【インタビュー】永瀬正敏 映画を愛し、映画に愛された男の30年
その現場で永瀬さんは、若き俳優陣に30年前の自らの姿を重ね、強い感慨を覚えたという。
「忘れられない作品になりました」――。これまでも数々の大作、海外の名匠の作品に出演してきた男は、決して予算も公開規模も大きいとは言えない本作への特別な思いを口にする。
日本統治時代に台湾代表として日本人、台湾人(漢人)、台湾原住民の混合チームで甲子園に出場し、決勝まで勝ち上がった「嘉義農林学校」の実話を映画化した本作。永瀬さんは野球部の“鬼監督”近藤を演じたが「脚本を読んでみると全てが初めて知ることばかりでした。嘉農というチームの存在、甲子園に台湾代表チームが出場していたこと、民族の壁を越え三民族混合で決勝まで進んだこと――僕らの先人にこんな素晴らしいことを成し遂げた方がいたことを知ってもらいたいと思った」と出演を決めたという。
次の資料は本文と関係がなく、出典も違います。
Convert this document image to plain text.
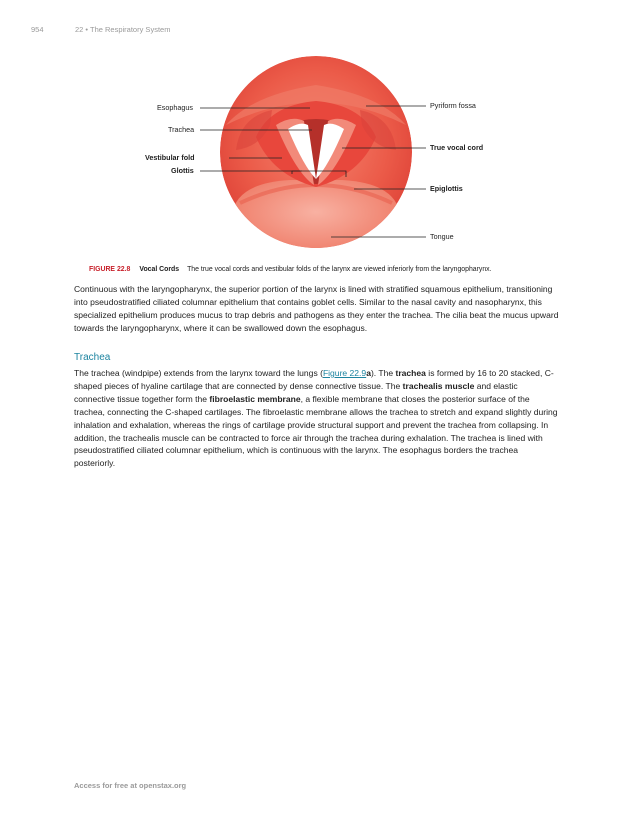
954	22 • The Respiratory System
Esophagus
Trachea
Vestibular fold
Glottis
Pyriform fossa
True vocal cord
Epiglottis
Tongue
FIGURE 22.8 Vocal Cords The true vocal cords and vestibular folds of the larynx are viewed inferiorly from the laryngopharynx.

Continuous with the laryngopharynx, the superior portion of the larynx is lined with stratified squamous epithelium, transitioning into pseudostratified ciliated columnar epithelium that contains goblet cells. Similar to the nasal cavity and nasopharynx, this specialized epithelium produces mucus to trap debris and pathogens as they enter the trachea. The cilia beat the mucus upward towards the laryngopharynx, where it can be swallowed down the esophagus.

Trachea

The trachea (windpipe) extends from the larynx toward the lungs (Figure 22.9a). The trachea is formed by 16 to 20 stacked, C-shaped pieces of hyaline cartilage that are connected by dense connective tissue. The trachealis muscle and elastic connective tissue together form the fibroelastic membrane, a flexible membrane that closes the posterior surface of the trachea, connecting the C-shaped cartilages. The fibroelastic membrane allows the trachea to stretch and expand slightly during inhalation and exhalation, whereas the rings of cartilage provide structural support and prevent the trachea from collapsing. In addition, the trachealis muscle can be contracted to force air through the trachea during exhalation. The trachea is lined with pseudostratified ciliated columnar epithelium, which is continuous with the larynx. The esophagus borders the trachea posteriorly.

Access for free at openstax.org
野球部員を演じた俳優たちは、野球の名門大学に在籍する現役プレイヤーをはじめ、あくまで迫真の野球シーンを撮るべく身体能力を優先して選ばれており、多くが30年前の永瀬さん同様に演技未経験者だった。
「年齢的にも当時の自分と近いです。
ただ、30年前の僕よりも彼らの方がずっと大変だったと思います。